To mark the anniversary of her father’s coronation in 2016, she got a traditional tattoo on her chin.

She previously studied Māori language and customary law at the University of Waikato (North Island) and also taught Māori songs and dances to children.

Second Queen

King Charles III, the British monarch, is the head of state of New Zealand, while the Māori monarch plays a largely ceremonial role, with no legal status.

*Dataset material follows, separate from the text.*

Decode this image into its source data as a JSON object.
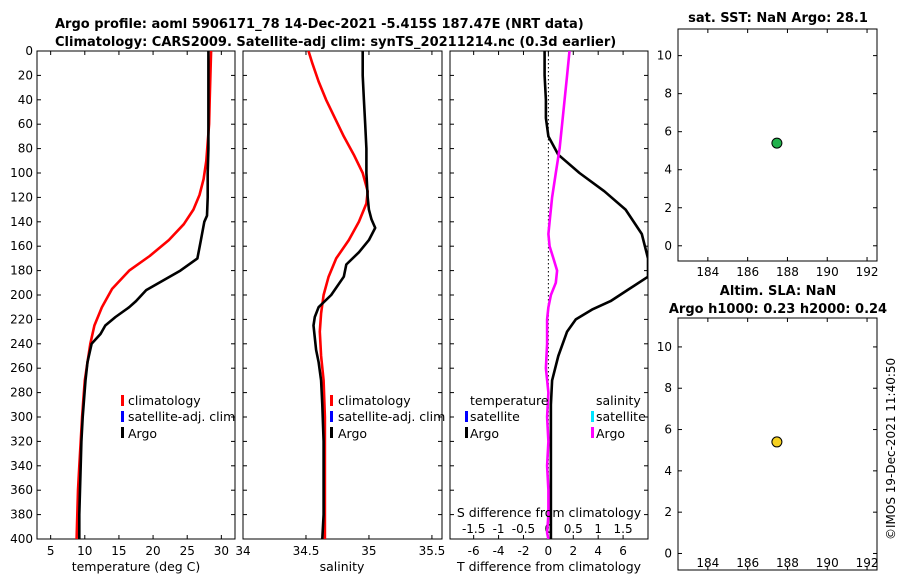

But it has considerable cultural and sometimes political significance, as a powerful symbol of Māori identity and kinship.

The Maori are believed to originate from the islands around Tahiti and represent around 17% of New Zealand’s population, or some 900,000 people.

Queen Nga Wai is the eighth Māori monarch and second queen.

Her grandmother, Queen Te Arikinui Dame Te Atairangikaahu, previously held the role for four decades until 2006.

A flotilla of four “wakas”, war canoes, carried the king’s coffin along the Waikato River.

Colonization by the British

The funeral procession then stopped at the foot of the “sacred” Taupiri mountain. Rugby players, acting as pallbearers, then climbed the steep slopes to the summit to allow the former monarch to join his predecessors.

The arrival of Europeans in New Zealand in 1642 brought colonisation, anti-Maori discrimination and wars that only ceased after the Treaty of Waitangi in 1840.

This treaty, signed between the British and hundreds of Maori chiefs, is considered the founding document of New Zealand and established British control over the country.

The Kiingitanga (Maori King Movement) was founded in 1858 with the aim of uniting the indigenous Maori people of New Zealand under a single ruler, 18 years after the Treaty of Waitangi.